You’re not wrong. It’s importing labour instead of goods. Some people think imported goods are bad because it means we send money abroad to pay for them. Such a view used to be quite popular, but we now understand that by importing goods we are making ourselves richer – not poorer. Similarly, importing labour makes us richer but is even more likely to raise objections because people who don’t care about the economics but are racist will also object.
Nothing wrong with importing labour, so long as that labour fucks off again when we no longer want or need it.
But it doesn’t, does it? And it also brings with it dozens of “close” family members to suckle on the state teat. Which makes us far poorer than if we had not imported that labour in the first place.
Lots of it doesn’t actually labour anyway.

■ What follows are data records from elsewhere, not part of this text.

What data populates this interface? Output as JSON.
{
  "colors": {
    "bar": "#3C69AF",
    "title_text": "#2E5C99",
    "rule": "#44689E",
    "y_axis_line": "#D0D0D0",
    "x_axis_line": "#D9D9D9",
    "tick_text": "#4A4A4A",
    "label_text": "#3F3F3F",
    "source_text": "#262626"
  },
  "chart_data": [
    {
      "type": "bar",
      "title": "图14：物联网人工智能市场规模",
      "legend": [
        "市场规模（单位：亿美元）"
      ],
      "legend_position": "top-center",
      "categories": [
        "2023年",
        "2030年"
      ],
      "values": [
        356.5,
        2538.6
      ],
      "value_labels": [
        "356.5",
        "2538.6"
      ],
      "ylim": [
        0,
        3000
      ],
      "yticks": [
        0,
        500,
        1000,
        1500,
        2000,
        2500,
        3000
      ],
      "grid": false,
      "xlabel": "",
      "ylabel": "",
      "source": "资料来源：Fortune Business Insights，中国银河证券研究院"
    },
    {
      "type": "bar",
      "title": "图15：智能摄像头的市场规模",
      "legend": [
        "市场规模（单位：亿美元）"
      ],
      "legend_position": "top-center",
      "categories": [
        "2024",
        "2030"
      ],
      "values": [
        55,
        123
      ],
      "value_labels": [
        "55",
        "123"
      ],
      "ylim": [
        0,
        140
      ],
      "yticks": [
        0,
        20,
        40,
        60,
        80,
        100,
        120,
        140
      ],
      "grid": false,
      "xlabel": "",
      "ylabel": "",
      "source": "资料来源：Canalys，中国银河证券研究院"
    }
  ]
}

At least not for our common weal.
The problem (and in the US with the Somali scammers in particular) is if they are sending taxpayers money back home, not their own hard earned…..
If you look, you’ll find we’re importing people, Charles, not labour, and it turns out in aggregate that they consume more than they produce. We make up the shortfall from our own production, leaving us with less. Again, in aggregate.
Furthermore, the behaviour of those who refuse to integrate imposes costs and restrictions on the rest of us that we would not have were they not here. Obviously though there are some who benefit handsomely from all this, aren’t there, Charles?.
Ditto when I lived and worked in Hong Kong, I was sending money back to the UK monthly – initially to pay off my overdraft, then to pay my mortgage on the house I’d bought which was the point of working in the first place.
It exposed the risk that some rare people could outlive their savings and a politician saw the opportunity to buy votes. And other politicians saw the opportunity to buy votes and so expanded ‘entitlements’.
And here we are today. All the social bonds that people maintained in order to protect themselves destroyed. Everything leads to the state, nothing leads away from the state.
Tutto nello Stato, niente al di fuori dello Stato, null contro lo Stato.
Exactly as he wants.
Social Security was a power grab by the state. Supplanting distributed charitable actions into something that could be more easily skimmed from.